I've hacked together a prototype SCM that I think you folks might be
interested in. The announcement is here:

 http://selenic.com/mercurial/announce.txt

It's at a very early stage right now and is likely to break if you
look at it wrong, but I have sucessfully managed to check in kernel
trees, do a local clone/branch, make changes in both trees, and then
do a pull/sync which called up tkdiff where appropriate.

I mention it here because I've got a fairly simple implementation of
distributed merge ala Monotone or BK with the necessary graph smarts.
It also should perform decently - I've paid a lot of attention to the
scalability of the core algorithms. The core of the merge code is less
than 100 lines so even people who aren't familiar with Python may be
able to wrap their head around it and leverage it for git.

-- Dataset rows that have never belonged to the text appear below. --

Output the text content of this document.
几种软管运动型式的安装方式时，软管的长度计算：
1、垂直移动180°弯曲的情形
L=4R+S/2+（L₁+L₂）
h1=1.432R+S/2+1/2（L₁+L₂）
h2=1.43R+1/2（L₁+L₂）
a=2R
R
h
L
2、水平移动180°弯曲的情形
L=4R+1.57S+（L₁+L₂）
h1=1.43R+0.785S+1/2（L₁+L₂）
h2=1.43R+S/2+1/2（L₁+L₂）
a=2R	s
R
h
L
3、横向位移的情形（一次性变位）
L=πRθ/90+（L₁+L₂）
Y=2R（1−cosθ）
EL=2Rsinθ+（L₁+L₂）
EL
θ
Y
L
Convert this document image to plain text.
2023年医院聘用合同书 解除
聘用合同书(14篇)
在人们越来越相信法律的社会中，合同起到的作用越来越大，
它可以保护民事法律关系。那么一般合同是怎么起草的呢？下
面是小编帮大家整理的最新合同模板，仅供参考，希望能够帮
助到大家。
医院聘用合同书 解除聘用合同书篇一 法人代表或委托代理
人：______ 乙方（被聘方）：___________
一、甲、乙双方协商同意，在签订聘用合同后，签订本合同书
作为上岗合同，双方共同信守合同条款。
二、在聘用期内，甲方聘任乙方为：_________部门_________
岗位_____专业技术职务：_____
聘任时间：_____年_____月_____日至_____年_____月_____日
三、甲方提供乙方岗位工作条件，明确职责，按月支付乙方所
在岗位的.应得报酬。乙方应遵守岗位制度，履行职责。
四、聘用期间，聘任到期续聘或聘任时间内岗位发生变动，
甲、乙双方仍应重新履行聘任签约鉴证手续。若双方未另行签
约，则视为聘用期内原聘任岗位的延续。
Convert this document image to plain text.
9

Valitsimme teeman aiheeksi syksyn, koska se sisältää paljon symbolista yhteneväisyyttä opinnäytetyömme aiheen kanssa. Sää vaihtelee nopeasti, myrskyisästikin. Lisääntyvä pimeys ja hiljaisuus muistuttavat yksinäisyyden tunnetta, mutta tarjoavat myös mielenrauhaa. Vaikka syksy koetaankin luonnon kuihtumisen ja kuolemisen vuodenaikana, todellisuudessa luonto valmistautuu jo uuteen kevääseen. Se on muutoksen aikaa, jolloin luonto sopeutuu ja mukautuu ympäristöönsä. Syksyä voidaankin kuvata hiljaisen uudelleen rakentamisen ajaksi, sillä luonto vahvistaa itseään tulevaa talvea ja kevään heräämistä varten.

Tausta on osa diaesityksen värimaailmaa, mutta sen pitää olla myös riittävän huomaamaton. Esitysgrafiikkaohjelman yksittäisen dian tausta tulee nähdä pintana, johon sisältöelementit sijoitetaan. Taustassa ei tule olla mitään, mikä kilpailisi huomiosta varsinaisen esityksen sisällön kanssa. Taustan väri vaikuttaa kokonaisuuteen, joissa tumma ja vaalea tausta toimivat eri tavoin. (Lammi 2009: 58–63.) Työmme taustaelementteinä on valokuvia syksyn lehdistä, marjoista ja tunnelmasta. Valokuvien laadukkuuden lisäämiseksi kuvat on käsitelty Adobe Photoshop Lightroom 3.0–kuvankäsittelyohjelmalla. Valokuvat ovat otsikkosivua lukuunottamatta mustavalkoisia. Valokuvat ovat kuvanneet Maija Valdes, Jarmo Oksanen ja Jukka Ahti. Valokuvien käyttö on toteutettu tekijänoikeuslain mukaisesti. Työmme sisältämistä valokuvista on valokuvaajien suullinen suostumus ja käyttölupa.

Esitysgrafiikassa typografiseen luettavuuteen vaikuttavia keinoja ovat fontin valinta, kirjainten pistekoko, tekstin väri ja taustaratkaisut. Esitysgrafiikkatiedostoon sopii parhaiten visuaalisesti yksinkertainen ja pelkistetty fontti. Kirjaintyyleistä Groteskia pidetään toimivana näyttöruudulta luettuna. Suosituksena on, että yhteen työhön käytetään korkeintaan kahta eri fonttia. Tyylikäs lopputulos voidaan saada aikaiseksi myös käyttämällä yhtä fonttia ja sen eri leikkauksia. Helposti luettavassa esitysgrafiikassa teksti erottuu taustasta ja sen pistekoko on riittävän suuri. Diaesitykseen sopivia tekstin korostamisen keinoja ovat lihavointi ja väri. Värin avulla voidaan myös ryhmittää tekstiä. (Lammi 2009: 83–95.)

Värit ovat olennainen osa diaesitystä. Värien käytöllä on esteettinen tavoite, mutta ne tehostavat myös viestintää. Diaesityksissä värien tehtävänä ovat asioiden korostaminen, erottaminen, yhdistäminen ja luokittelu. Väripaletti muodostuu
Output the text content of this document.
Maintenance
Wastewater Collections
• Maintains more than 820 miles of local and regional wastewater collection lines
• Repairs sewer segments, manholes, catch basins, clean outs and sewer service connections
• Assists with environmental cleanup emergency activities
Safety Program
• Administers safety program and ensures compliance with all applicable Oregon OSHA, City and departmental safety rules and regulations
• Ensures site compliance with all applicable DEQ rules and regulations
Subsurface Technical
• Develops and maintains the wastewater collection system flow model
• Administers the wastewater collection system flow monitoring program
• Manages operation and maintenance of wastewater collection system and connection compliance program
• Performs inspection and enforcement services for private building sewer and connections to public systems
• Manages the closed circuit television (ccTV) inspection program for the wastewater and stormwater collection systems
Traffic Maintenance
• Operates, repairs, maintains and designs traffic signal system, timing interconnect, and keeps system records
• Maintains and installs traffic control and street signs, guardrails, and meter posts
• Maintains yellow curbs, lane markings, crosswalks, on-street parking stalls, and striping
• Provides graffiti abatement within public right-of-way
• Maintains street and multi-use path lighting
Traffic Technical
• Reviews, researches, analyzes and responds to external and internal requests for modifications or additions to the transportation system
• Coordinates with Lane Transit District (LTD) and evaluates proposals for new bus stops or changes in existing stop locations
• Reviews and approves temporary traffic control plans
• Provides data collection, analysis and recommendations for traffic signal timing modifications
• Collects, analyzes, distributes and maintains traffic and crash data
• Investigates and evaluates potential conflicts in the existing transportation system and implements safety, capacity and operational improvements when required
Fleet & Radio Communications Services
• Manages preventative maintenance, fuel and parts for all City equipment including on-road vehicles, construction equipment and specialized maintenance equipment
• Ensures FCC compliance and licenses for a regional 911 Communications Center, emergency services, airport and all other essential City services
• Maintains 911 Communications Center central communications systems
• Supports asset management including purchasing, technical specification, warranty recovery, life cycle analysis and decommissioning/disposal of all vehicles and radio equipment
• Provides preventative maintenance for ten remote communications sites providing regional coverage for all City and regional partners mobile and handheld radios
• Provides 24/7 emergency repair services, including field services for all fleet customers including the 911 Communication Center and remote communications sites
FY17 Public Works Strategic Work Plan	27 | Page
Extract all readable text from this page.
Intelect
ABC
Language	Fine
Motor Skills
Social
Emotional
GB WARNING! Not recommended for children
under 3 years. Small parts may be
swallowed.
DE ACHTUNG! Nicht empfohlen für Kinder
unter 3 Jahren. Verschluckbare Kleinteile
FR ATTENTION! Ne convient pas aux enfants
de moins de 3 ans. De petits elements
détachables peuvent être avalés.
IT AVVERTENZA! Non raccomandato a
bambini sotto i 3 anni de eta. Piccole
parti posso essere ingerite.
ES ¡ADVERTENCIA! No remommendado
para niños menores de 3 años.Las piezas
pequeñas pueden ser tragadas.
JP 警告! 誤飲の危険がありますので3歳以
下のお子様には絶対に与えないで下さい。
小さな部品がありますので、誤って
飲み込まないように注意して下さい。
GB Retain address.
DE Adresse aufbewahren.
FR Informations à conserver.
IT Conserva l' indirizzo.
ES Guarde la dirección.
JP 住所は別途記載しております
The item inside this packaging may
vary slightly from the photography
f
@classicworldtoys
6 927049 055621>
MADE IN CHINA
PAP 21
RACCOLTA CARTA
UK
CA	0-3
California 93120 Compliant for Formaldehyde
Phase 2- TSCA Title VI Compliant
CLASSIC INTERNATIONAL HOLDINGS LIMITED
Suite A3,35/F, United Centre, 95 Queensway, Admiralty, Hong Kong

I'd also like to encourage more attention to back-end storage.
Mercurial can check in all 495 versions of linux/Makefile from bkcvs
to compressed delta store in about 5 seconds on my laptop and the
result is about 80K (bkcvs takes 254K). Adding and retrieving
revisions is O(1).

The same directory individually compressed by gzip (ie what git does)
takes a comparable amount of time and 5.1M of disk space. This is
admittedly a worst case for git as most of the deltas are small, but I
needed a test file with lots of revisions.

Now back to our regularly scheduled programming..

-- 
Mathematics is the supreme nostalgia of our time.